The Evolution of Hydrodynamic Intensities and Sediment Erosion Along Submerged Aquatic Vegetation

Abstract

Submerged aquatic vegetation, a key component of these solutions, plays a crucial role in coastal and river ecosystems by reducing flow velocity and preventing sediment erosion. Although extensive research has explored the velocity profiles of submerged meadows covering entire channels, natural submerged aquatic vegetation distributions are often patchy and interact with three-dimensional velocity fields. Although some studies have shown that vegetation patches improve sediment deposition, the effects of 3-D meadows on flow structures and sediment transport remain unclear. This study aims to investigate the physical mechanisms underlying flow-vegetation-sediment interactions.
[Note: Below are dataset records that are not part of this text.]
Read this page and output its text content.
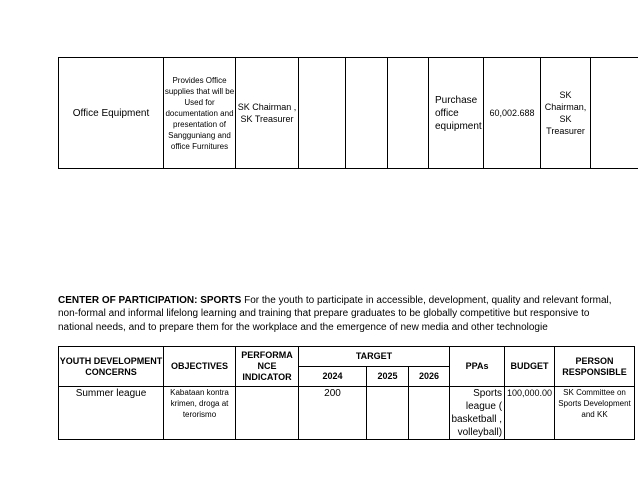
Office Equipment	Provides Office supplies that will be Used for documentation and presentation of Sangguniang and office Furnitures	SK Chairman , SK Treasurer				Purchase office equipment	60,002.688	SK Chairman, SK Treasurer	
CENTER OF PARTICIPATION: SPORTS For the youth to participate in accessible, development, quality and relevant formal, non-formal and informal lifelong learning and training that prepare graduates to be globally competitive but responsive to national needs, and to prepare them for the workplace and the emergence of new media and other technologie
YOUTH DEVELOPMENT CONCERNS	OBJECTIVES	PERFORMA NCE INDICATOR	TARGET			PPAs	BUDGET	PERSON RESPONSIBLE
			2024	2025	2026			
Summer league	Kabataan kontra krimen, droga at terorismo		200			Sports league ( basketball , volleyball)	100,000.00	SK Committee on Sports Development and KK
By combining theoretical derivations and laboratory experiments, we examine the impact of 3-D submerged artificial vegetation on sediment transport and flow development in unidirectional flows. Our results reveal a strong correlation between turbulent kinetic energy, vegetation characteristics, and the co-evolved sand bedforms. The root mean square error of our turbulence prediction model, which includes vegetation factors and sand bed friction, is less than 10% in the fully developed region. Furthermore, in the presence of 3-D meadows, the TKE outside the vegetation increases to triple the levels found within the meadow, significantly influencing bedform development and increasing the roughness height $\left(k_s\right)$ 5 to 13 times. The bedform characteristics such as ripple length and steepness, conversely act as the indicator of the near-bed TKE strength. Additionally, local scours around vegetation stems and the overall development of the sand bed correlate with hydrodynamic intensities. As the density and coverage of 3-D meadows increase, the magnitude of local scours around the stems decreases.